MARTIN SHORT: FAME BECOMES ME by Short, Daniel Goldfarb, Scott Wittman and Marc Shaiman, directed by Wittman (Mirvish/Base Entertainment). Runs to July 2. $30-$99. 416-872-1212. See Continuing, page 97. Rating: NN Rating: NN
If Martin Short: Fame Becomes Me were a satiric musical revue at a modest cocktail lounge, it wouldn't be bad. If it were an hour-long TV variety special (good idea, actually), it'd be hit-and-miss - but, hey, it'd be free, and you could channel surf during the boring parts. But as a two-and-a-half-hour, Broadway-bound show with a top ticket price of $99, it's disappointing.

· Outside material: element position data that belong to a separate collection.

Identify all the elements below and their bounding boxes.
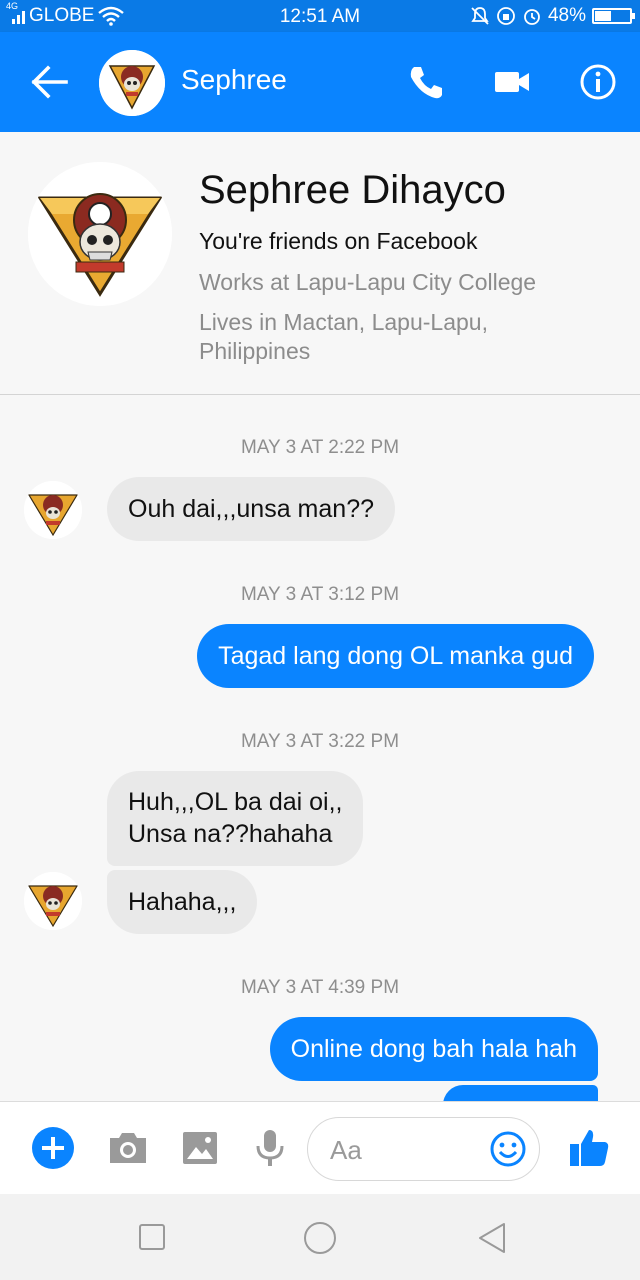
- back-arrow-icon[interactable]: [30, 64, 70, 100]
- home-circle-icon[interactable]: [303, 1221, 337, 1255]
- alarm-icon: [524, 9, 540, 25]
- message-list[interactable]: MAY 3 AT 2:22 PM Ouh dai,,,unsa man?? MA…: [0, 395, 640, 1101]
- contact-avatar[interactable]: [99, 50, 165, 116]
- skull-logo-icon: [28, 162, 172, 306]
- message-bubble-incoming[interactable]: Hahaha,,,: [107, 870, 258, 934]
- timestamp: MAY 3 AT 4:39 PM: [240, 977, 400, 998]
- contact-profile-card: Sephree Dihayco You're friends on Facebo…: [0, 132, 640, 395]
- info-icon[interactable]: [578, 62, 618, 102]
- message-bubble-outgoing[interactable]: Tagad lang dong OL manka gud: [197, 624, 594, 688]
- message-bubble-outgoing[interactable]: Online dong bah hala hah: [269, 1017, 598, 1081]
- battery-percent: 48%: [547, 5, 586, 26]
- sender-avatar[interactable]: [24, 872, 82, 930]
- skull-logo-icon: [99, 50, 165, 116]
- contact-name[interactable]: Sephree: [181, 64, 287, 96]
- timestamp: MAY 3 AT 2:22 PM: [240, 437, 400, 458]
- sender-avatar[interactable]: [24, 481, 82, 539]
- profile-work: Works at Lapu-Lapu City College: [199, 269, 537, 295]
- video-camera-icon[interactable]: [492, 62, 532, 102]
- status-bar: 4G GLOBE 12:51 AM 48%: [0, 0, 640, 32]
- message-input[interactable]: [328, 1130, 482, 1170]
- recents-square-icon[interactable]: [138, 1223, 166, 1251]
- message-input-wrapper[interactable]: [307, 1117, 540, 1181]
- data-saver-icon: [497, 7, 515, 25]
- bell-off-icon: [471, 7, 489, 25]
- battery-icon: [592, 8, 635, 24]
- back-triangle-icon[interactable]: [477, 1221, 507, 1255]
- gallery-icon[interactable]: [178, 1126, 222, 1170]
- profile-name: Sephree Dihayco: [199, 168, 506, 212]
- emoji-icon[interactable]: [489, 1130, 527, 1168]
- microphone-icon[interactable]: [248, 1126, 292, 1170]
- message-composer: [0, 1101, 640, 1195]
- status-right: 48%: [470, 5, 635, 27]
- phone-icon[interactable]: [406, 62, 446, 102]
- thumbs-up-icon[interactable]: [567, 1126, 611, 1170]
- friendship-status: You're friends on Facebook: [199, 228, 478, 254]
- message-bubble-incoming[interactable]: Ouh dai,,,unsa man??: [107, 477, 395, 541]
- message-bubble-outgoing-partial[interactable]: [443, 1085, 598, 1101]
- timestamp: MAY 3 AT 3:22 PM: [240, 731, 400, 752]
- profile-avatar[interactable]: [28, 162, 172, 306]
- timestamp: MAY 3 AT 3:12 PM: [240, 584, 400, 605]
- skull-logo-icon: [24, 872, 82, 930]
- profile-location: Lives in Mactan, Lapu-Lapu, Philippines: [199, 309, 488, 364]
- conversation-header: Sephree: [0, 32, 640, 132]
- system-navigation-bar: [0, 1194, 640, 1280]
- skull-logo-icon: [24, 481, 82, 539]
- plus-icon[interactable]: [31, 1126, 75, 1170]
- message-bubble-incoming[interactable]: Huh,,,OL ba dai oi,, Unsa na??hahaha: [107, 771, 364, 866]
- camera-icon[interactable]: [106, 1126, 150, 1170]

Too bad, because it's hard to not like Short himself, the impish, ageless clown from SCTV, the Father Of The Bride films and numerous Broadway successes. With his hard-boiled-egg cheekbones, impeccable timing (really, we're talking about to the nano-second) and gift for song and impersonation, he's a born entertainer. You can tell he loves the business and wants to share that love with us.
The show opens with a retro number with guests discussing "a party with Marty," after which Short reminisces about his gather-round-the-piano holiday bashes in L.A. He wants to let us in on some of those inspired moments. Sounds good! Bring it on!
But soon we're bombarded with premises for other shows, among them a postmodern critique of tacky one-person plays, a send-up of the Broadway musical and (least successful) a fictionalized version of Short's life.
The result, especially in the rambling and mostly unfunny first act, feels like an awkward mix of Forbidden Broadway and a bad autobiographical Fringe show.
A send-up of religious musicals hits its dayglo mark. A recreation of the baby singing scene from The Band Wagon, all about "big titties," doesn't. And let's not even mention a repeated bit about an Upper East Side theatregoer and her black maid.
It's in the second act that things get cooking. When Short dons mock-celebrity-interviewer Jiminy Glick's fat suit to chat up a member of the audience, he's deliriously over the top.
And there's lots of cleverness in a number mocking the tradition of musicals giving a "big black lady" a show-stopping number, mimicked after Dreamgirls' And I'm Telling You.
The show's set to open in New York in a couple of months, which is appropriate. Only a theatre-fanatic audience will get all the references, which range from Stephen Sondheim to Michael Bennett.
But some major editing will have to occur unless the backers really want a - sorry, folks - Short run.